Standing next to him, with her hands folded behind her back, Jeon grimaced. “The ballistics formulae incorporate a degree of error, but on hitting an orbital target these projectiles should break apart like antipersonnel bullets to inflict maximum damage. Missing the target and entering atmosphere, they should quickly burn off their cases, then break apart and burn up before reaching the planet's surface.”

“Should?” Harald repeated.

“We can't be entirely certain with a ton of iron travelling at such speeds. At the worst, one in ten will forge-weld into one single lump on atmospheric impact, and retain coherence long enough to strike the ground as a plasma column, but thereafter there's a less than point one per cent chance of hitting a major population centre.”

Harald nodded slowly, then pushed his microphone across in front of his mouth. “Run test,” he ordered.

After a moment the hum dropped to a lower note, which it held for a couple of seconds before rising back to its previous level. Through Harald's headset, his gunnery officer informed him, “Resonance in coils four and fifteen, but within operational parameters.” Harald flipped his eye-screen back into position and read the data feeds from the other five hilldiggers chosen for this chore. Four of them were ready, but one had detected major faults in its linear accelerator. How surprising that one should be Davidson's Resilience. However, Harald had already factored in that at least one hilldigger would be unable to fire.

“Estimated damage such a forge-welded lump could cause?” he enquired of Jeon.

“About five hundred kilotons.”

“Enough to take out a small city, then.”

“Yes.”

Harald stared down at his hands and observed how he was white-knuckling the rail. He deliberately relaxed his fingers. “Commence firing,” he ordered over general com.

Down below, a snake of missiles advanced one segment down a conveyor, an arm slid one translucent yellow bullet—in which could be seen dark iron bones—into one of the two inner breech sections.

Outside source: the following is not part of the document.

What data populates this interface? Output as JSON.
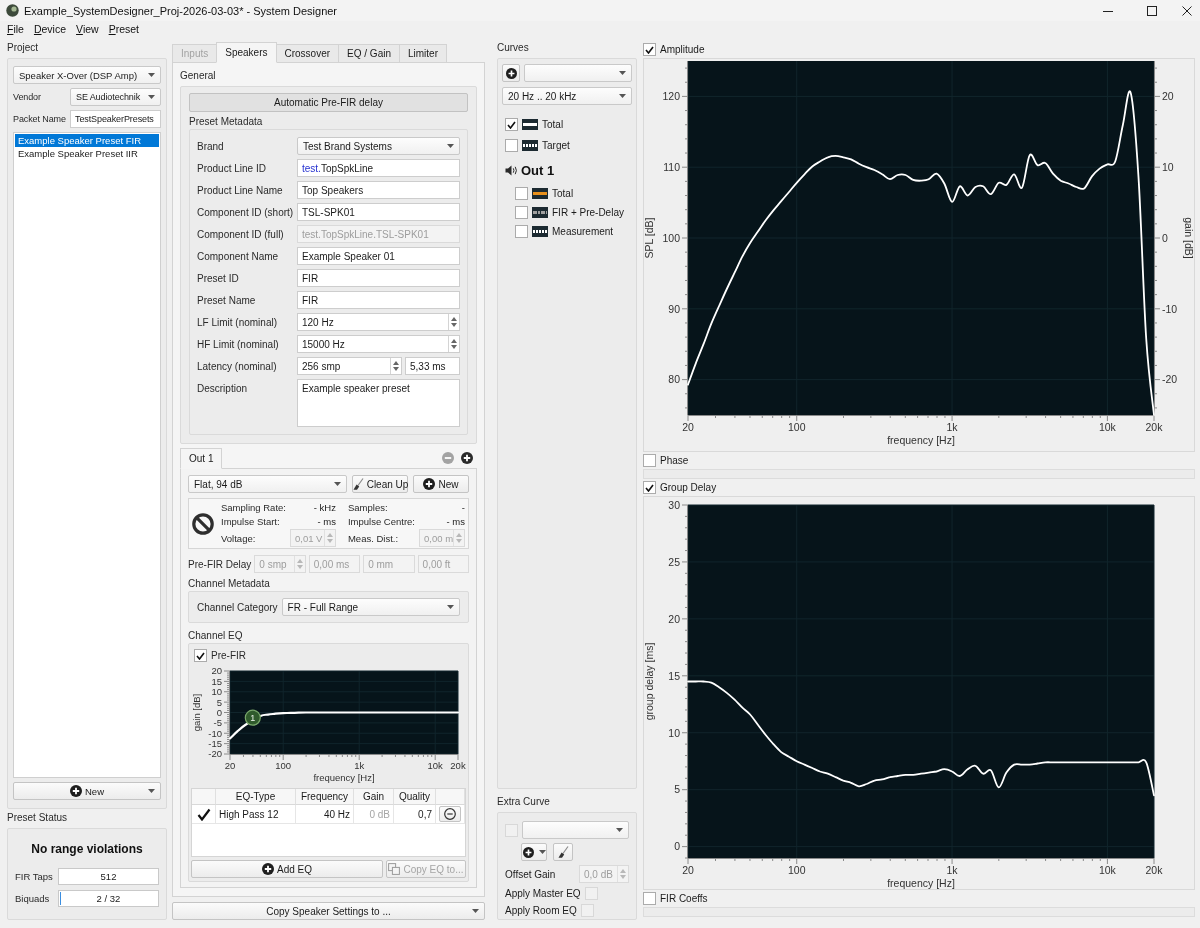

With a hiss this section slid down into place in the vacuum breech. The hum dropped to a low note. Simultaneously the second inner breech section clonked across, and another projectile was fed into that too. The hum rose as the first section retracted, dropped again as the next fed in. So it continued for the first five shots—the motion similar to that of a simple pump. Then, after these second-stage test shots, the firing accelerated until the hum never rose again; the breech sections were in constant motion with projectiles being fired once every second.